In 2010, what was dubbed by CNN as the “Year of GOP Female Candidates,” Republican women running on the national stage touted traditional family values and Tea Party pro-life stances. Yet, this campaigning cadre of women never drew attention to their demographic’s notable absence from sex scandals. Would Christine O’Donnell’s Senate campaign have flourished if she had exploited the then-recent downfall of Democrat Eric Massa, who resigned in shame after allegedly making moves on his male staffers? Would she have benefited from advertising “we know women have fewer sex scandals,” instead of “I am not a witch,” especially when courting conservative voters?

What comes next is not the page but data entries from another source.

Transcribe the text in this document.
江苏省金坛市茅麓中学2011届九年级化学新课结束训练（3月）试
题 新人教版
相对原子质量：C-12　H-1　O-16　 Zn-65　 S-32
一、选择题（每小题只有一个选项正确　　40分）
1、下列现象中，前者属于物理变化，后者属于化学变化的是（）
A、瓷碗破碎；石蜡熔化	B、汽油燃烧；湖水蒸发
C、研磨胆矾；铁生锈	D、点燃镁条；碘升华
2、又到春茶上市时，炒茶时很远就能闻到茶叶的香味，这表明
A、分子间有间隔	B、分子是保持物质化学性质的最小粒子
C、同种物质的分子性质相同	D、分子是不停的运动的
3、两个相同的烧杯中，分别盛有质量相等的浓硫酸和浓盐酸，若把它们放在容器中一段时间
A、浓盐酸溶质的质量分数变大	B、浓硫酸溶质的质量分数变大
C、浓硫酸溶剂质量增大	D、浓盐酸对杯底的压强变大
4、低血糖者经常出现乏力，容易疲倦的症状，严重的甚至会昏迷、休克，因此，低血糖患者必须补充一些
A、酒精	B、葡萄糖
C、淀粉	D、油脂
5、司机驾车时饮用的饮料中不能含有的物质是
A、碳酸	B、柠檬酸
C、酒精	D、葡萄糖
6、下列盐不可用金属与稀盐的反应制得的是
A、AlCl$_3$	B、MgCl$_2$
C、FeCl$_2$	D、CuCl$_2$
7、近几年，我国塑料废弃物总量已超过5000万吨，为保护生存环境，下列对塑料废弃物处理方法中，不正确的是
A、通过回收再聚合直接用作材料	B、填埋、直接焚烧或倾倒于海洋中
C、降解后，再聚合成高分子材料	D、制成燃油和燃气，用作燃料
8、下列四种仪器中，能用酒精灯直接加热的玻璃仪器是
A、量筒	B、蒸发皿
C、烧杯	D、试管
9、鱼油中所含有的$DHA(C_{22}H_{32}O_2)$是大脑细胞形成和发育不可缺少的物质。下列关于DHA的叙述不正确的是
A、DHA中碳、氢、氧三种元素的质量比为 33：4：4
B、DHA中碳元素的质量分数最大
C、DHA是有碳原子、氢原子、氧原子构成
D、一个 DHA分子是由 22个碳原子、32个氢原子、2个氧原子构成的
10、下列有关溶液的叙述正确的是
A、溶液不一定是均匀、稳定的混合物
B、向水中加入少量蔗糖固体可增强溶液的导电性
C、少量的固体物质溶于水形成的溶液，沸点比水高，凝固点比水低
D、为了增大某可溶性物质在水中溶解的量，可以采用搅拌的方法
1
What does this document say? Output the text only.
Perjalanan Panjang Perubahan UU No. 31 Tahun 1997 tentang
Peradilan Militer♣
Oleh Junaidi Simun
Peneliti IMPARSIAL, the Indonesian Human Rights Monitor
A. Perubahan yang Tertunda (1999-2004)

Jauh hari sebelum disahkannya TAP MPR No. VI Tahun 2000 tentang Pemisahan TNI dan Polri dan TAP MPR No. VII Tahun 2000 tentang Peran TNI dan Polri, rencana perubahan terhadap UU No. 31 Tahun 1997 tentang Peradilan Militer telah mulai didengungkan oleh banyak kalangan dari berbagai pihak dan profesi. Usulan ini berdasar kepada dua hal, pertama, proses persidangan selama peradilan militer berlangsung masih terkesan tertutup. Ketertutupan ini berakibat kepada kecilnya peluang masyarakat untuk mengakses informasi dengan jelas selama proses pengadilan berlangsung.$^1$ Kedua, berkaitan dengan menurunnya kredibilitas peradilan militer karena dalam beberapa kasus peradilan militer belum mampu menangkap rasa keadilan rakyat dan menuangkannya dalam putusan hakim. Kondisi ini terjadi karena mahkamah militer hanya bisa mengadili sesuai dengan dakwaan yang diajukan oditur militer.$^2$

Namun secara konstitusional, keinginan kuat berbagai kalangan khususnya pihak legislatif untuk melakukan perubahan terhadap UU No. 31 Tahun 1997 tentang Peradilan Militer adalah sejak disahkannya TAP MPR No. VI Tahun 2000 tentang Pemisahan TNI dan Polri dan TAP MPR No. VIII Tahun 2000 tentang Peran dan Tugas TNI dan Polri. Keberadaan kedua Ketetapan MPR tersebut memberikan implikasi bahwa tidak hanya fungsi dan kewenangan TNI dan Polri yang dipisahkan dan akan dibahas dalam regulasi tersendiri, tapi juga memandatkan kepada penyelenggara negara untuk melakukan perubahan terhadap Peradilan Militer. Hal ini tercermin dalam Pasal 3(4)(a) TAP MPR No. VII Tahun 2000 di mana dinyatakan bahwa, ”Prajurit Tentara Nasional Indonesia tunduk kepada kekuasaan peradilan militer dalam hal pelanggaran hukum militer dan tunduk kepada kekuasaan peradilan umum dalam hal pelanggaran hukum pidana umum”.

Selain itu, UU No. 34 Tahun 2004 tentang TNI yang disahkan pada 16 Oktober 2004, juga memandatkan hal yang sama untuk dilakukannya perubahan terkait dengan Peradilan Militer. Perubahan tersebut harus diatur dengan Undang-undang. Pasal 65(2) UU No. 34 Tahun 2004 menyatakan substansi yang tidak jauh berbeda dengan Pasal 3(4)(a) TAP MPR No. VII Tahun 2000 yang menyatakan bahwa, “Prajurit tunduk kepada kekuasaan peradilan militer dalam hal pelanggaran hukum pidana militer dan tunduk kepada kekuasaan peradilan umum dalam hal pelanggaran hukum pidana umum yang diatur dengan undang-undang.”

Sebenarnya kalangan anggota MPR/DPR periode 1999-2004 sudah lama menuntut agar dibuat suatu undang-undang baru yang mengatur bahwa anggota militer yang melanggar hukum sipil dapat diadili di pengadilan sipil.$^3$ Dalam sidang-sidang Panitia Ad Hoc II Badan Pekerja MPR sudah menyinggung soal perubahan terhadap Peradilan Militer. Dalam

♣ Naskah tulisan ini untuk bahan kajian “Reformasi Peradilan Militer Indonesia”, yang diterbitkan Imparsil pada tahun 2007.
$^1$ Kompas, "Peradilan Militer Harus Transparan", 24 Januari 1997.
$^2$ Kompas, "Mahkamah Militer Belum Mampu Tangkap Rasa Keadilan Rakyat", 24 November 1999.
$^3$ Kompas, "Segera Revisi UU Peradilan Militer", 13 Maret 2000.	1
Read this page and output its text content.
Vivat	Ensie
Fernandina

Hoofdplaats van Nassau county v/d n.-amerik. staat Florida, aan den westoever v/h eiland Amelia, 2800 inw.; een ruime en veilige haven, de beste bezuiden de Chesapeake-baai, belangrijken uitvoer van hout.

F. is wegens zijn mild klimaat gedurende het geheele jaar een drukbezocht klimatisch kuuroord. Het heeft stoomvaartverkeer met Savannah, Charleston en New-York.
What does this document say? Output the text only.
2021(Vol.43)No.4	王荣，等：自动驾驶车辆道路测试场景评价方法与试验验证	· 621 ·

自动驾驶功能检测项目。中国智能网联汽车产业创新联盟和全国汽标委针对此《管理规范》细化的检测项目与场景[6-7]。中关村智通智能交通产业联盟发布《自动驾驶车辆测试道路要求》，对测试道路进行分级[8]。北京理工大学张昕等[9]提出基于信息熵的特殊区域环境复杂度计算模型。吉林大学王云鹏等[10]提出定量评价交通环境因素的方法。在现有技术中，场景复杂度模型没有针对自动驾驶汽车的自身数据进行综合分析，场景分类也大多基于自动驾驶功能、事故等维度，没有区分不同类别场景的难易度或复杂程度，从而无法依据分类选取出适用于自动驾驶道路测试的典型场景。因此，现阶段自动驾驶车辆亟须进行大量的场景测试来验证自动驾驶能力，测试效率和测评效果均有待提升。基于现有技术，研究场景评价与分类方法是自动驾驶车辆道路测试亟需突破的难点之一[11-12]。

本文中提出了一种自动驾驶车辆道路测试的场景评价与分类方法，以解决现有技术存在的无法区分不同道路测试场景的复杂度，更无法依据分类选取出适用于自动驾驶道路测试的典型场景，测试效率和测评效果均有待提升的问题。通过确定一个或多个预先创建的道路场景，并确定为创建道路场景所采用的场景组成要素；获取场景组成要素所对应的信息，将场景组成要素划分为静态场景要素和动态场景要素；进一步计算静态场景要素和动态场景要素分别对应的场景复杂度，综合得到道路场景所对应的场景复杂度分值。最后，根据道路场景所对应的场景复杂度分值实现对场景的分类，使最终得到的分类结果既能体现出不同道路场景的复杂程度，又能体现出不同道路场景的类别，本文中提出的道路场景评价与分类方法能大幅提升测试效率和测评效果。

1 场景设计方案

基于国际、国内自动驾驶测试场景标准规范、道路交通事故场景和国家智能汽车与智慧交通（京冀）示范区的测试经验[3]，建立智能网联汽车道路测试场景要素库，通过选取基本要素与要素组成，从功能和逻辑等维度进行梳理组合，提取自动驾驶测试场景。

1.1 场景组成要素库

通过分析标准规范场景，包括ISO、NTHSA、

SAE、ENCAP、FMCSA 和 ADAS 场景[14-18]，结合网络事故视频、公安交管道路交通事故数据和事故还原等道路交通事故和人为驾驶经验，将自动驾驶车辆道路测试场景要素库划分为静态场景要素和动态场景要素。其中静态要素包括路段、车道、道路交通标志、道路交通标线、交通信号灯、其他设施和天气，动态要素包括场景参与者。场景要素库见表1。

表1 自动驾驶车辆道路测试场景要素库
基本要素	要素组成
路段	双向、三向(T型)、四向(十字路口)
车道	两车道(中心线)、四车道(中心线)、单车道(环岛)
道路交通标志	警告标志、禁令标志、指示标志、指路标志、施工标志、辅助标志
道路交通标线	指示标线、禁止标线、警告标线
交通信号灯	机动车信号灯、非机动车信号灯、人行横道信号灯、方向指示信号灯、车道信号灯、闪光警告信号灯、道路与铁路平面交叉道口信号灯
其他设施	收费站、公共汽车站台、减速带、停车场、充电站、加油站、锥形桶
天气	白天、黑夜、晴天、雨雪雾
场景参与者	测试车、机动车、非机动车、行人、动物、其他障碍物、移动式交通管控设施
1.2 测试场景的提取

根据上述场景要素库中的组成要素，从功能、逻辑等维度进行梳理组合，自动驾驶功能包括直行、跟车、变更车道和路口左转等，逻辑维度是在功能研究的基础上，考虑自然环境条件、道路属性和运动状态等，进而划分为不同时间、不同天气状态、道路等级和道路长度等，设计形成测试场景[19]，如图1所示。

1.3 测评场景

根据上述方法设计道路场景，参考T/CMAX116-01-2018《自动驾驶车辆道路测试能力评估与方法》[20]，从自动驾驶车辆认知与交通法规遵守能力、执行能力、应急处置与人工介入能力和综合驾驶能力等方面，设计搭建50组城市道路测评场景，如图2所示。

The answer, sadly, appears to be no.
It appears that drawing attention to female politicians’ freedom from scandal would not help in the polls, because voters themselves are just not bothered by such scandals. Before Weiner resigned, MSNBC’s “Last Word” host Lawrence O’Donnell confirmed the degree of the public’s acceptance: “Weiner can easily be re-elected ... and nothing has developed in this story so far that would prevent him from being elected mayor of New York, a job for which he is more than qualified and well-suited.” Further proof came in the poll that showed 71% of New Yorkers had not changed their opinions of Weiner after the politician’s Twitter transgression. Women would certainly hold more than 91 of the 535 seats in Congress if voters were truly bothered by such scandal.
In an era when women are beginning to reverse once overwhelming male dominance in academia, medicine, and law, substantial gains still need to be made in politics. However, gains will clearly not spring from the fact that women are too exasperated with “diapers and bottles and bills and votes and markups” to engage in sex scandals, in the words of Sen. Kristin Gilibrand (D-N.Y.). Instead, change will have to come from a celebration of women as consensus builders and solution seekers with an outlook that separates them from their male counterparts.